正社員を取締役にしたいが、責任が重いと断られている

◯事案の概要

正社員を取締役にしたいが、責任が重いと断られている。やるべきことをやり、その証拠を残しておけば、後で不要な責任を負うことはないのではないか

◯相談内容

取締役の責任について教えてください。

クライアントの経営者が「ベテラン正社員の1人を取締役にしたい」と考えているのですが、本人が嫌がっています。

経営者としては、優秀な人だし、ずっと会社にいてほしいという前向きな意味で取締役就任を提示しました。役員報酬も従業員時代とほとんど変わりません。むしろ、残業時間に影響されないので月の報酬としては安定します。

社会保険も当然加入したままなので、実質的な待遇面は従来から劣るわけではありません。取締役になった後の役割は、取締役会(経営会議)への参加です。あとは、従来の仕事をこれまで通りやってもらうつもりです。

「会社が倒産 = 失業 」というリスクは取締役でも従業員でも変わりませんし、失業保険の対象にはならないという違いはありますが。ただ、本人は、責任が重そうだから嫌だと言っているそうです。

取締役の責任について調べたのですが、

会社法423条1項
取締役、会計参与、監査役、執行役又は会計監査人は、その任務を怠ったときは、株式会社に対し、これによって生じた損害を賠償する責任を負う。

とあり、さらに調べると、「任務を怠った時」の具体例は、①経営判断原則違反、②具体的な法理に違反する行為、③監視・監督義務違反、④内部統制システム構築義務違反などの類型があるとあり、そうでなければ責任を負うことはないと見て取れました。

あとは、その取締役が故意や重過失で不法行為を行って会社や第三者に損害を負わせた場合も責任が生じると思いますが、それは従業員でも同じ事だと思います。

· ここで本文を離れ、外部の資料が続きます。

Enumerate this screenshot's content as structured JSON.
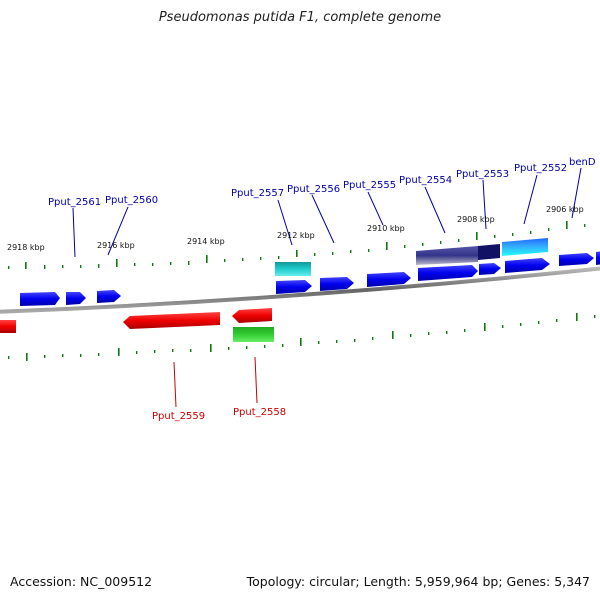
{
  "title": "Pseudomonas putida F1, complete genome",
  "footer": {
    "accession": "Accession: NC_009512",
    "summary": "Topology: circular; Length: 5,959,964 bp; Genes: 5,347"
  },
  "colors": {
    "forward_gene": "#0000ee",
    "reverse_gene": "#ee0000",
    "gene_label_forward": "#0000aa",
    "gene_label_reverse": "#cc0000",
    "rna_green": "#22bb22",
    "teal": "#11bbbb",
    "navy": "#222288",
    "tick": "#117711",
    "backbone": "#888888"
  },
  "kbp_labels": [
    "2918 kbp",
    "2916 kbp",
    "2914 kbp",
    "2912 kbp",
    "2910 kbp",
    "2908 kbp",
    "2906 kbp"
  ],
  "gene_labels": {
    "top": [
      "Pput_2561",
      "Pput_2560",
      "Pput_2557",
      "Pput_2556",
      "Pput_2555",
      "Pput_2554",
      "Pput_2553",
      "Pput_2552",
      "benD"
    ],
    "bottom": [
      "Pput_2559",
      "Pput_2558"
    ]
  }
}
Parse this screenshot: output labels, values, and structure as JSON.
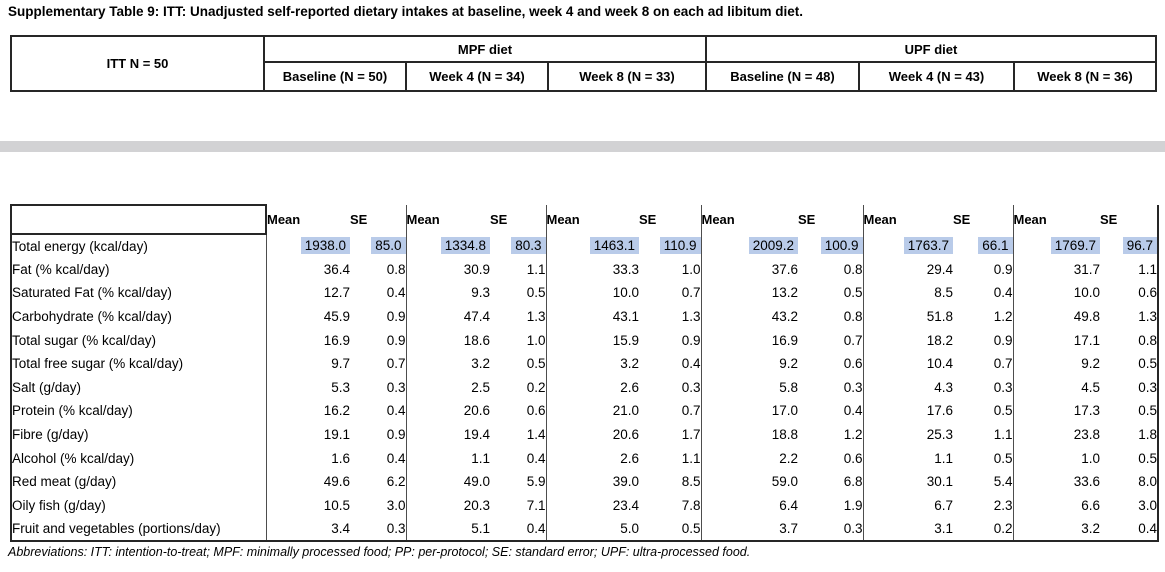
{
  "title": "Supplementary Table 9: ITT: Unadjusted self-reported dietary intakes at baseline, week 4 and week 8 on each ad libitum diet.",
  "colors": {
    "highlight": "#b9cbe9",
    "gray_bar": "#d2d2d4",
    "border": "#262626"
  },
  "header_table": {
    "itt_label": "ITT N = 50",
    "diet_groups": [
      {
        "label": "MPF diet",
        "columns": [
          "Baseline (N = 50)",
          "Week 4 (N = 34)",
          "Week 8 (N = 33)"
        ]
      },
      {
        "label": "UPF diet",
        "columns": [
          "Baseline (N = 48)",
          "Week 4 (N = 43)",
          "Week 8 (N = 36)"
        ]
      }
    ]
  },
  "main_table": {
    "mean_label": "Mean",
    "se_label": "SE",
    "group_count": 6,
    "rows": [
      {
        "label": "Total energy (kcal/day)",
        "highlighted": true,
        "values": [
          "1938.0",
          "85.0",
          "1334.8",
          "80.3",
          "1463.1",
          "110.9",
          "2009.2",
          "100.9",
          "1763.7",
          "66.1",
          "1769.7",
          "96.7"
        ]
      },
      {
        "label": "Fat (% kcal/day)",
        "highlighted": false,
        "values": [
          "36.4",
          "0.8",
          "30.9",
          "1.1",
          "33.3",
          "1.0",
          "37.6",
          "0.8",
          "29.4",
          "0.9",
          "31.7",
          "1.1"
        ]
      },
      {
        "label": "Saturated Fat (% kcal/day)",
        "highlighted": false,
        "values": [
          "12.7",
          "0.4",
          "9.3",
          "0.5",
          "10.0",
          "0.7",
          "13.2",
          "0.5",
          "8.5",
          "0.4",
          "10.0",
          "0.6"
        ]
      },
      {
        "label": "Carbohydrate (% kcal/day)",
        "highlighted": false,
        "values": [
          "45.9",
          "0.9",
          "47.4",
          "1.3",
          "43.1",
          "1.3",
          "43.2",
          "0.8",
          "51.8",
          "1.2",
          "49.8",
          "1.3"
        ]
      },
      {
        "label": "Total sugar (% kcal/day)",
        "highlighted": false,
        "values": [
          "16.9",
          "0.9",
          "18.6",
          "1.0",
          "15.9",
          "0.9",
          "16.9",
          "0.7",
          "18.2",
          "0.9",
          "17.1",
          "0.8"
        ]
      },
      {
        "label": "Total free sugar (% kcal/day)",
        "highlighted": false,
        "values": [
          "9.7",
          "0.7",
          "3.2",
          "0.5",
          "3.2",
          "0.4",
          "9.2",
          "0.6",
          "10.4",
          "0.7",
          "9.2",
          "0.5"
        ]
      },
      {
        "label": "Salt (g/day)",
        "highlighted": false,
        "values": [
          "5.3",
          "0.3",
          "2.5",
          "0.2",
          "2.6",
          "0.3",
          "5.8",
          "0.3",
          "4.3",
          "0.3",
          "4.5",
          "0.3"
        ]
      },
      {
        "label": "Protein (% kcal/day)",
        "highlighted": false,
        "values": [
          "16.2",
          "0.4",
          "20.6",
          "0.6",
          "21.0",
          "0.7",
          "17.0",
          "0.4",
          "17.6",
          "0.5",
          "17.3",
          "0.5"
        ]
      },
      {
        "label": "Fibre (g/day)",
        "highlighted": false,
        "values": [
          "19.1",
          "0.9",
          "19.4",
          "1.4",
          "20.6",
          "1.7",
          "18.8",
          "1.2",
          "25.3",
          "1.1",
          "23.8",
          "1.8"
        ]
      },
      {
        "label": "Alcohol (% kcal/day)",
        "highlighted": false,
        "values": [
          "1.6",
          "0.4",
          "1.1",
          "0.4",
          "2.6",
          "1.1",
          "2.2",
          "0.6",
          "1.1",
          "0.5",
          "1.0",
          "0.5"
        ]
      },
      {
        "label": "Red meat (g/day)",
        "highlighted": false,
        "values": [
          "49.6",
          "6.2",
          "49.0",
          "5.9",
          "39.0",
          "8.5",
          "59.0",
          "6.8",
          "30.1",
          "5.4",
          "33.6",
          "8.0"
        ]
      },
      {
        "label": "Oily fish (g/day)",
        "highlighted": false,
        "values": [
          "10.5",
          "3.0",
          "20.3",
          "7.1",
          "23.4",
          "7.8",
          "6.4",
          "1.9",
          "6.7",
          "2.3",
          "6.6",
          "3.0"
        ]
      },
      {
        "label": "Fruit and vegetables (portions/day)",
        "highlighted": false,
        "values": [
          "3.4",
          "0.3",
          "5.1",
          "0.4",
          "5.0",
          "0.5",
          "3.7",
          "0.3",
          "3.1",
          "0.2",
          "3.2",
          "0.4"
        ]
      }
    ]
  },
  "footer": "Abbreviations: ITT: intention-to-treat; MPF: minimally processed food; PP: per-protocol; SE: standard error; UPF: ultra-processed food."
}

それに、取締役が会社の借入れの保証人(連帯保証人)になっている場合などはリスクがありますが、今回はそうではありません。

・取締役であるが株主ではない(今回はこれ)
・取締役でもあるし、株主でもある

などさまざまなケースがありますが、私は今回のケースでは、ちゃんと仕事をすれば責任を問われることは基本的にないと考えます。心理的に「取締役」という言葉は重たいのかもしれませんが、やるべき事をやり、その証拠を残しておけば、後で不要な責任を負うことはないのかなと。

この考えについて、菰田先生はどう思われますか?

また、菰田先生がクライアントに「ある社員を取締役にしたいが、その社員に取締役の責任についてどう説明したら良いか?」と聞かれたらどう答えますか?